Ce type de troubles du développement cérébral et de retard émotionnel peut également s’observer dans les familles à l’abri des difficultés financières. Ce qui est source de pathologie pour l’enfant, c’est la désorganisation de l’attachement, c’est-à-dire des liens qui s’établissent entre le nourrisson et ses parents pour réguler son stress et son sentiment de sécurité. On parle d'attachement désorganisé quand l'enfant recherche le réconfort auprès de son parent tout en ayant peur de lui. « C’est le cas face à des parents maltraitants, absents, abdiquants ou émotionnellement violents, en dehors de toutes difficultés économiques », explique Antoine Guédeney.

Mais les facteurs liés à la précarité économique pèsent lourds. « Une méta-analyse canadienne a récemment montré que l’accumulation de 5 facteurs de risque psychosociaux relativement répandus (âge maternel très jeune, membre d’une minorité, faible niveau d’étude, addiction et faible niveau économique) avait un impact de désorganisation sur l’attachement moitié aussi important que le fait de battre ou d’abuser de son enfant », souligne le pédopsychiatre.
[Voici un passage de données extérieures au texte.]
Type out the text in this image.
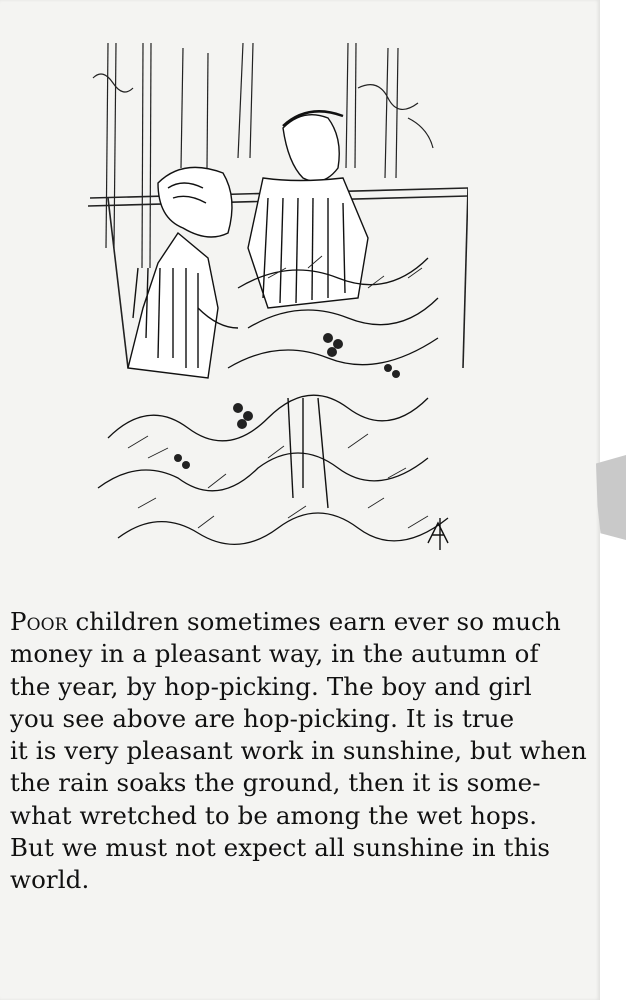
Poor children sometimes earn ever so much
money in a pleasant way, in the autumn of
the year, by hop-picking. The boy and girl
you see above are hop-picking. It is true
it is very pleasant work in sunshine, but when
the rain soaks the ground, then it is some-
what wretched to be among the wet hops.
But we must not expect all sunshine in this
world.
L’argument des ces spécialistes à travers ces différentes études n’est donc pas de stigmatiser les parents pauvres mais de démontrer que puisque leurs difficultés économiques et sociales peuvent porter à ce point atteinte à la relation parents-enfant et à son développement cognitif futur, elles justifient qu’une aide à la parentalité leur soit proposée le plus tôt possible, idéalement dès la grossesse.
« Cette exposition à l'adversité dès la petite enfance devrait être considérée comme aussi toxique que l'exposition au plomb, à l'alcool ou à la cocaine, écrit le pédiatre et chercheur en neurosciences à Harvard Charles Nelson, dans l'éditorial qui accompagne l'article du Jama Pediatrics. De ce fait, elle mérite une attention similaire de la part des autorités de santé publique ».